4.1 Population genomics of Ceratitis capitata
The present study is the first using reduced-representation sequencing genome in combination with a microbial characterisation in the medflyC. capitata , using samples from key geographic locations to investigate the species’ population history and microbiome on a global scale. We find strong evidence for two genetic clusters corresponding to the South African individuals and the other localities in the introduced range, in agreement with virtually all previous studies using allozymes (Gasperi et al., 2002; Gasperi et al., 1991; Kourti, 2004; Malacrida et al., 1992), mitochondrial DNA markers (Arias et al., 2018; Elfékih et al., 2010; Elfékih, Makni, & Haymer, 2013; Karsten, van Vuuren, Barnaud, & Terblanche, 2013; Ruiz-Arce et al., 2020), and microsatellites (Bonizzoni et al., 2004; M. Bonizzoni et al., 2001; Deschepper et al., 2021; Karsten et al., 2015; Nikolouli et al., 2020). In addition, when we analysed the five sampling sites from the introduced range separately (i.e., removing the South African samples), populations from Brazil represented a unique genetic cluster that had not been recognised in previous studies. The Brazil cluster was also characterised by a distinct microbiome and the highest overall bacterial diversity.
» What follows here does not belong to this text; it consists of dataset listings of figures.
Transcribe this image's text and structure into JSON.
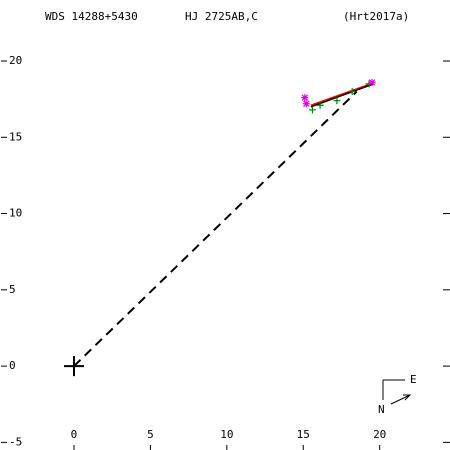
{
  "header": {
    "wds": "WDS 14288+5430",
    "name": "HJ 2725AB,C",
    "reference": "(Hrt2017a)"
  },
  "compass": {
    "east": "E",
    "north": "N"
  },
  "chart_data": {
    "type": "scatter",
    "xlim": [
      -4.84,
      24.6
    ],
    "ylim": [
      -5.5,
      24
    ],
    "xticks": [
      0,
      5,
      10,
      15,
      20
    ],
    "yticks": [
      -5,
      0,
      5,
      10,
      15,
      20
    ],
    "series": [
      {
        "marker": "line",
        "dash": true,
        "color": "#000000",
        "x": [
          0,
          18.5
        ],
        "values": [
          0,
          18.0
        ]
      },
      {
        "marker": "line",
        "color": "#ff0000",
        "x": [
          15.5,
          19.4
        ],
        "values": [
          17.1,
          18.5
        ]
      },
      {
        "marker": "line",
        "color": "#000000",
        "x": [
          15.5,
          19.6
        ],
        "values": [
          17.0,
          18.5
        ]
      },
      {
        "marker": "plus",
        "color": "#008000",
        "x": [
          15.6,
          16.1,
          17.2,
          18.2,
          19.3
        ],
        "values": [
          16.8,
          17.1,
          17.4,
          18.0,
          18.5
        ]
      },
      {
        "marker": "asterisk",
        "color": "#e000e0",
        "x": [
          15.1,
          15.2,
          19.5
        ],
        "values": [
          17.6,
          17.2,
          18.6
        ]
      },
      {
        "marker": "bigplus",
        "color": "#000000",
        "x": [
          0
        ],
        "values": [
          0
        ]
      }
    ]
  }
}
Karsten et al. (2013, 2015) observed high genetic diversity in South African medflies due to a large number of alleles present at low frequency, including many private alleles, which led them to suggest that this population was ancestral and has maintained a large population size over time. Other studies have shown that populations derived from the African lineage exhibited a gradual decrease in genetic variation (Malacrida et al., 2007; Deschepper et al., 2021 and references therein), first to the Mediterranean basin populations and a second towards American populations, thus dividing the colonisation process of the medfly in three main categories: Ancestral populations (Sub-Sahara and Africa), ancient populations (Mediterranean basin) and recent populations (America) (Gasperi et al., 2002; Malacrida et al., 1998). Our results showed a different pattern of genetic variation: across the introduced range, most of the sampled locations belong to the same big genetic cluster, indicating gene flow among these locations, except for Brazil.
Gasperi et al. (2002), using allozymes, found similar levels of genetic variability in South American populations (i.e., Argentina, Brazil and Peru) to African ancestral populations, and they stated that these populations did not have enough time to reach equilibrium and further differentiation. Furthermore, Nikolouli et al. (2020) described a discrete genetic cluster in some South American populations (Argentina, Brazil and Bolivia) using microsatellites; however, they stressed that this genetic cluster was not clearly distinct from other medfly populations worldwide. Our study identified high genetic diversity and a genetically distinct cluster of medflies collected in Brazil. These findings suggest that some South American populations might be derived from different genetic sources.
The combination of population structure and ABC analyses with supervised machine learning allowed us to reconstruct the most probable evolutionary scenario of C. capitata. It is important to note that only a portion of the total geographical distribution of medfly is covered in this study. Nevertheless, our limited data set was able to support the initial divergence from South African ancient populations that gave rise to populations in Brazil at a different time than those in the rest of the world. These findings are partially congruent with historical records of medfly distributions (Malacrida et al., 1998), which medfly colonisation route may have occurred through the transatlantic trade of enslaved people, as has been described in D. melanogaster , which is also a descendant from the Afrotropical region (David & Capy, 1988). Furthermore, the medfly museum collections at the Natural History Museum of London provided historical records to support this suggested new colonisation route. We found that in the collection, the oldest record was dated in 1904, with specimens collected in the tropical Saint Helena Island (Fig. 1). This island, a UK overseas territory located in the South Atlantic Ocean, midway between Africa and South America, was an important port during the crown colony and an obligate stop for the Trans-Atlantic trade in the colonial period. The human population in Saint Helena has genomic traces linking them with Central-West African populations, moved during the slavery years (Sandoval-Velasco et al., 2019). This colonisation route for the medfly, different from the one connecting the Mediterranean area and South America, had been mentioned by Gasperi et al. (2002) and Ruiz-Arce et al. (2020) but has never been probed at the genetic level. Our results modify the previous belief that only Mediterranean basin medfly populations had contributed to the colonisation of South America, as described in previous publications (Deschepper et al., 2021; Malacrida et al., 1998; Malacrida et al., 2007), and points out new potential ancestry sources for the genetic units in the South American populations that need further investigation.